LISBON — Respect and control.

As Lisbon coach Mark Stevens sees it, wrestling is about respect and control. Throw in character and a little good timing and Stevens sees the amalgamation of Forrest Cornell, who has a chance to accomplish two feats Saturday that no one else in Lisbon’s storied wrestling history has ever done.

At the state high school wrestling championships (9 a.m., Augusta Civic Center), Cornell and fellow seniors Mike McNamara, Matt Nicholson and Josh Pomerleau will try to become the first class to win the state title all four years of their high school career at Lisbon.

Cornell, meanwhile, will attempt to match that as an individual and become the first Greyhound to win four state championships. He is the fifth three-time champion, but Lisbon has never had a wrestler go four-for-four.

“It would mean so much because I’ve been doing it for eight years and I never thought I would be a four-time state champ,” he said. “And (to be) Lisbon’s first… that’s unbelievable.”

Cornell has dominated at the state’s biggest meet, winning seven of his eight matches by pin (the other was an 8-4 decision).



Known as “Iceman” by his teammates, Cornell’s face and body language don’t give away much on the mat, even when his hand is raised or on the rare occasion his opponent’s is.

“If he loses a tough match, he has the same expression on his face as if he just won a state championship,” Stevens said.

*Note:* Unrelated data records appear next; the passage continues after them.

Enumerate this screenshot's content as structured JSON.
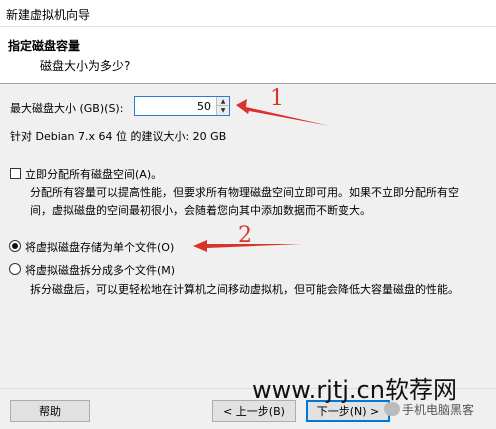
{
  "window": {
    "title": "新建虚拟机向导"
  },
  "header": {
    "title": "指定磁盘容量",
    "subtitle": "磁盘大小为多少?"
  },
  "disk": {
    "size_label": "最大磁盘大小 (GB)(S):",
    "size_value": "50",
    "recommend": "针对 Debian 7.x 64 位 的建议大小: 20 GB"
  },
  "allocate": {
    "label": "立即分配所有磁盘空间(A)。",
    "checked": false,
    "desc": "分配所有容量可以提高性能，但要求所有物理磁盘空间立即可用。如果不立即分配所有空间，虚拟磁盘的空间最初很小，会随着您向其中添加数据而不断变大。"
  },
  "storage": {
    "single_label": "将虚拟磁盘存储为单个文件(O)",
    "single_checked": true,
    "split_label": "将虚拟磁盘拆分成多个文件(M)",
    "split_checked": false,
    "split_desc": "拆分磁盘后，可以更轻松地在计算机之间移动虚拟机，但可能会降低大容量磁盘的性能。"
  },
  "annotations": {
    "one": "1",
    "two": "2",
    "color": "#d9342b"
  },
  "buttons": {
    "help": "帮助",
    "back": "< 上一步(B)",
    "next": "下一步(N) >"
  },
  "watermark": {
    "url": "www.rjtj.cn软荐网",
    "label": "手机电脑黑客"
  }
}
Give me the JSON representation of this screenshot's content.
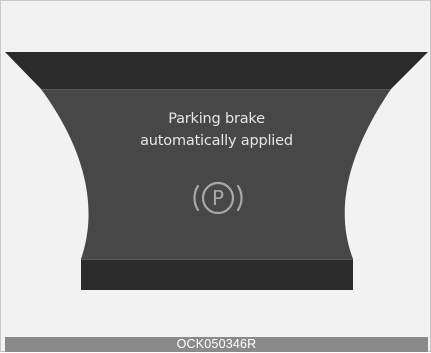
{
  "cluster": {
    "message_line1": "Parking brake",
    "message_line2": "automatically applied",
    "indicator_icon": "parking-brake-icon",
    "indicator_letter": "P"
  },
  "footer": {
    "code": "OCK050346R"
  },
  "colors": {
    "background": "#f2f2f2",
    "bar": "#2b2b2b",
    "panel": "#474747",
    "text": "#e6e6e6",
    "footer_bg": "#8a8a8a"
  }
}
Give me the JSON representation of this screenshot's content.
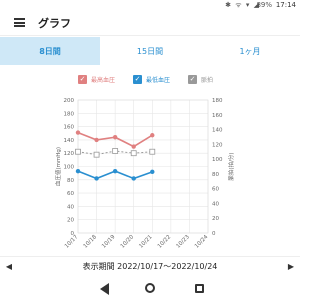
{
  "status_bar": {
    "icons": "✱ ᯤ ▾ ◢",
    "battery": "89%",
    "time": "17:14"
  },
  "app_bar": {
    "title": "グラフ",
    "menu_icon": "hamburger-menu-icon"
  },
  "tabs": [
    {
      "label": "8日間",
      "active": true
    },
    {
      "label": "15日間",
      "active": false
    },
    {
      "label": "1ヶ月",
      "active": false
    }
  ],
  "legend": [
    {
      "label": "最高血圧",
      "color": "#e08080",
      "checked": true
    },
    {
      "label": "最低血圧",
      "color": "#2a8fd0",
      "checked": true
    },
    {
      "label": "脈拍",
      "color": "#999999",
      "checked": true
    }
  ],
  "chart_data": {
    "type": "line",
    "categories": [
      "10/17",
      "10/18",
      "10/19",
      "10/20",
      "10/21",
      "10/22",
      "10/23",
      "10/24"
    ],
    "ylabel": "血圧値(mmHg)",
    "ylabel_right": "脈拍(拍/分)",
    "ylim": [
      0,
      200
    ],
    "ylim_right": [
      0,
      180
    ],
    "yticks": [
      0,
      20,
      40,
      60,
      80,
      100,
      120,
      140,
      160,
      180,
      200
    ],
    "yticks_right": [
      0,
      20,
      40,
      60,
      80,
      100,
      120,
      140,
      160,
      180
    ],
    "grid": true,
    "series": [
      {
        "name": "最高血圧",
        "axis": "left",
        "color": "#e08080",
        "style": "solid",
        "values": [
          151,
          140,
          144,
          130,
          147,
          null,
          null,
          null
        ]
      },
      {
        "name": "最低血圧",
        "axis": "left",
        "color": "#2a8fd0",
        "style": "solid",
        "values": [
          93,
          82,
          93,
          82,
          92,
          null,
          null,
          null
        ]
      },
      {
        "name": "脈拍",
        "axis": "right",
        "color": "#999999",
        "style": "dashed",
        "values": [
          110,
          106,
          111,
          108,
          110,
          null,
          null,
          null
        ]
      }
    ]
  },
  "footer": {
    "prev_arrow": "◀",
    "next_arrow": "▶",
    "range_text": "表示期間 2022/10/17〜2022/10/24"
  }
}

Maybe that’s because Cornell is so accustomed to the highs and lows of the sport.

Like many other Lisbon wrestlers, he followed in the footsteps of his brothers, Justin, a two-time individual champion, and Dan, a member of the 2006 state championship team.

“When I was in third grade, I was watching them wrestle. Ever since then, I’ve been a part of wrestling,” Cornell said.


Cornell earned the 103-pound state championship his freshman year via the aforementioned decision, but still kept a low profile.

“He was so quiet, I didn’t really get to know him until New Englands,” he said.

Cornell’s second match at New Englands was against Nick Flannery, a No. 1 seed out of Massachusetts who would later go on to become a New England champion. Hoping to keep the freshman from a quick fall, Stevens told Cornell to just try to score a point on his more experienced foe.

“He goes out there and sticks him in the first period. You could hear a pin drop in that gym,” Stevens said. “He’s gained everybody’s respect.”

That includes Pomerleau, his most frequent practice partner. Though not close friends outside of wrestling, Cornell and Pomerleau say pushing each other hard in practice has been critical to their success in competition.

“I think he’s helped me the most,” Cornell said. “He’s probably the hardest worker.”


“What makes him tough is he knows a lot of moves and he’s a really smart person, about everything,” said Pomerleau, a senior who won the state crown at 119 last year and is the top seed at 125 on Saturday. “He has really good hips, balance, mat awareness. Any position, he knows how to get out of it or get into it.”


It wasn’t always that way for Cornell.

“I used to be a mat wrestler,” he said. “Over the years, I’ve been developing neutral position and takedowns, especially this year.”

Opponents now have a hard time guessing what takedown he’ll use when he’s on his feet.

“Forrest has several tools on his feet,” he added. “A lot of kids are one-dimensional. They’ve got the single leg or they’ve got the great double. Forrest has a fireman’s carry. He’s got a single leg. He’s got a lateral throw. He’s got low singles, high singles. He’s multi-faceted on his feet.”


Cornell has worked hard to diversify his repertoire, but also to make sure no part of his game has suffered as a result. A bit of advice that Stevens gave him early in his career has resonated to this day.

“He said something once — ‘Don’t fear the man who knows 1,000 moves practiced once. Fear the one who knows one move practiced a thousand times,'” said Cornell, who has 130 career victories.

“We keep it simple. Hard work,” he added. “Four years, two hours a day of hard practice, three months a year.”

With back-to-back 112 championships the last two years, Cornell entered his senior year ready to make the move up to 119 pounds and give the run at his fourth title his all.

But he fell ill early in the season and got off to a slow start. December was a frustrating month, but Cornell and his coach didn’t lose sight of the big picture.

“Thank God it happened then, because if it happened in January or February, that could have been it,” Stevens said.


Cornell said it took three weeks to get his strength and conditioning back to where it should have been. But he closed the gap on his competition quickly and ended up winning the Mid-State League championship for one of the few firsts left in his career.

“I’d never won it before. I’d always gotten second. I thought it was awesome,” he said.

Another milestone awaits at the Augusta Civic Center. A high honors student, he said he doesn’t plan on wrestling in college, so with the exception of the All-Star and New England tournaments, his wrestling legacy will be complete Saturday.

Regardless of how many titles it includes, it will have been built on respect and control, character and good timing. And four years of work.

“It’s been hard, but well worth it,” Cornell said.